Rabu, 21 Desember 2011

                                                                    Sukabumi,
Kepala Bappeda DR.. Hanafi Zen
     Penanggulangan kemiskinan bukan tugas pemerintah semata, disisi lain, penanggulangan kemiskinan juga bukan tugas masyarakat, Penanggulangan kemiskinan merupakan tugas bersama antara pemerintah dan masyarakat serta  keterlibatan dari masyarakat miskin itu sendiri . Dalam hal ini terdapat tiga tataran tentang masyarakat miskin, pertama  manusia pascaproduktif atau manusia usia lanjut, yakni mereka yang sudah terlanjur miskin dan tidak lagi produktif, kedua  manusia praproduktif, yakni mereka yang harus diberikan pendidikan yang cukup, gizi yang baik agar memperoleh kesehatan yang baik pula, ketiga  orang miskin yang masih produktif, termasuk orang-orang yang berada diambang kemiskinan misalnya buruh yang terancam pemutusan hubungan kerja.

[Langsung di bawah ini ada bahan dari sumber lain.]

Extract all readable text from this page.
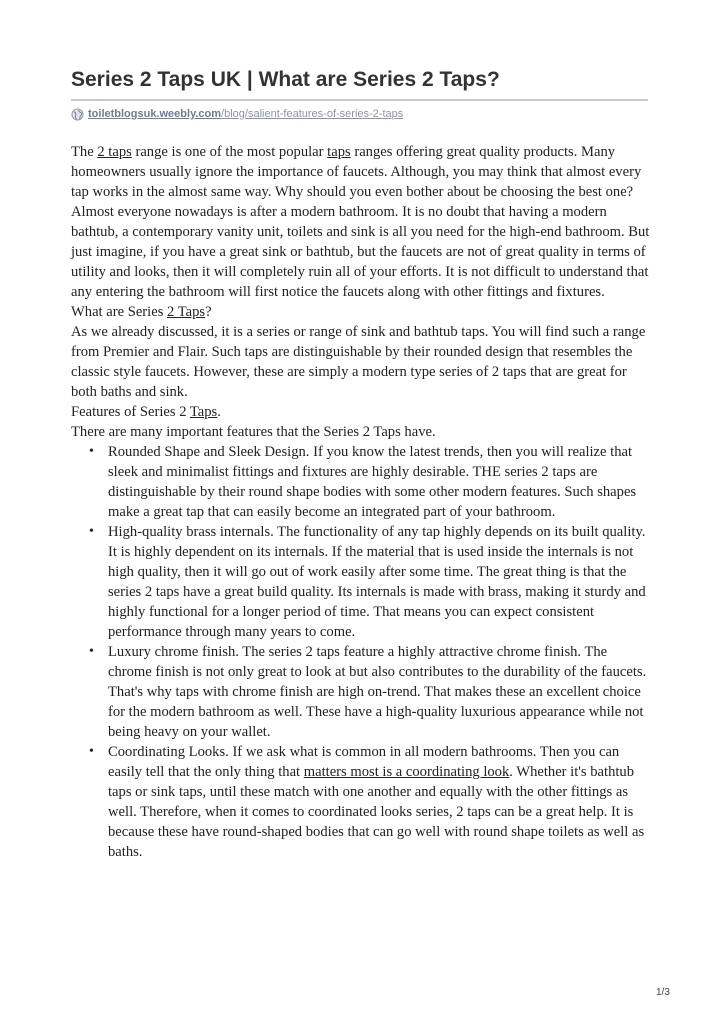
Series 2 Taps UK | What are Series 2 Taps?
toiletblogsuk.weebly.com /blog/salient-features-of-series-2-taps

The 2 taps range is one of the most popular taps ranges offering great quality products. Many homeowners usually ignore the importance of faucets. Although, you may think that almost every tap works in the almost same way. Why should you even bother about be choosing the best one? Almost everyone nowadays is after a modern bathroom. It is no doubt that having a modern bathtub, a contemporary vanity unit, toilets and sink is all you need for the high-end bathroom. But just imagine, if you have a great sink or bathtub, but the faucets are not of great quality in terms of utility and looks, then it will completely ruin all of your efforts. It is not difficult to understand that any entering the bathroom will first notice the faucets along with other fittings and fixtures.

What are Series 2 Taps?

As we already discussed, it is a series or range of sink and bathtub taps. You will find such a range from Premier and Flair. Such taps are distinguishable by their rounded design that resembles the classic style faucets. However, these are simply a modern type series of 2 taps that are great for both baths and sink.

Features of Series 2 Taps.

There are many important features that the Series 2 Taps have.

• Rounded Shape and Sleek Design. If you know the latest trends, then you will realize that sleek and minimalist fittings and fixtures are highly desirable. THE series 2 taps are distinguishable by their round shape bodies with some other modern features. Such shapes make a great tap that can easily become an integrated part of your bathroom.
• High-quality brass internals. The functionality of any tap highly depends on its built quality. It is highly dependent on its internals. If the material that is used inside the internals is not high quality, then it will go out of work easily after some time. The great thing is that the series 2 taps have a great build quality. Its internals is made with brass, making it sturdy and highly functional for a longer period of time. That means you can expect consistent performance through many years to come.
• Luxury chrome finish. The series 2 taps feature a highly attractive chrome finish. The chrome finish is not only great to look at but also contributes to the durability of the faucets. That's why taps with chrome finish are high on-trend. That makes these an excellent choice for the modern bathroom as well. These have a high-quality luxurious appearance while not being heavy on your wallet.
• Coordinating Looks. If we ask what is common in all modern bathrooms. Then you can easily tell that the only thing that matters most is a coordinating look. Whether it's bathtub taps or sink taps, until these match with one another and equally with the other fittings as well. Therefore, when it comes to coordinated looks series, 2 taps can be a great help. It is because these have round-shaped bodies that can go well with round shape toilets as well as baths.
1/3
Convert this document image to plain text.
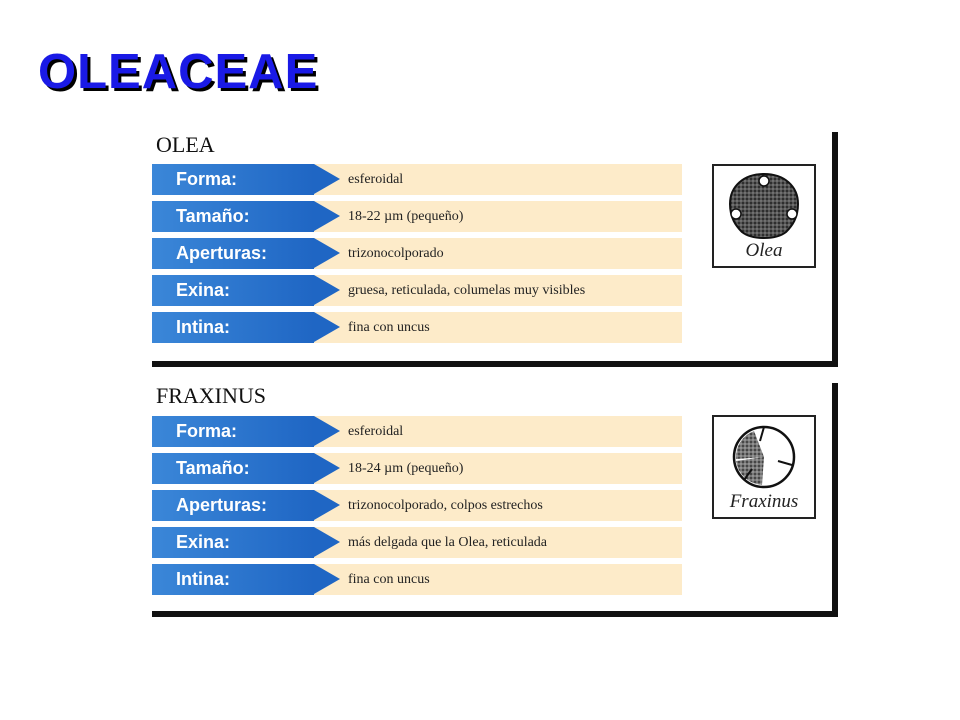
OLEACEAE
OLEA
Forma:	esferoidal
Tamaño:	18-22 µm (pequeño)
Aperturas:	trizonocolporado
Exina:	gruesa, reticulada, columelas muy visibles
Intina:	fina con uncus
Olea
FRAXINUS
Forma:	esferoidal
Tamaño:	18-24 µm (pequeño)
Aperturas:	trizonocolporado, colpos estrechos
Exina:	más delgada que la Olea, reticulada
Intina:	fina con uncus
Fraxinus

Ketua Koordinator AKP Sunti
   Untuk menanggulangi tiga tataran masyarakat miskin tersebut, diperlukan strategi yang berbeda pula. Untuk menanggulangi kemiskinan kelompok pascaproduktif atau manula diperlukan perlindungan sosial, dalam hal ini Dinas Sosial memiliki peran yangs besar. Untuk menanggulangi kemiskinan manusia praproduktif, jangan sekalikali menciptakan orang miskin baru, termasuk anak-anak yang akan lahir. BKKBN memiliki peranan yang besar dalam hal ini dengan program keluarga berencananya.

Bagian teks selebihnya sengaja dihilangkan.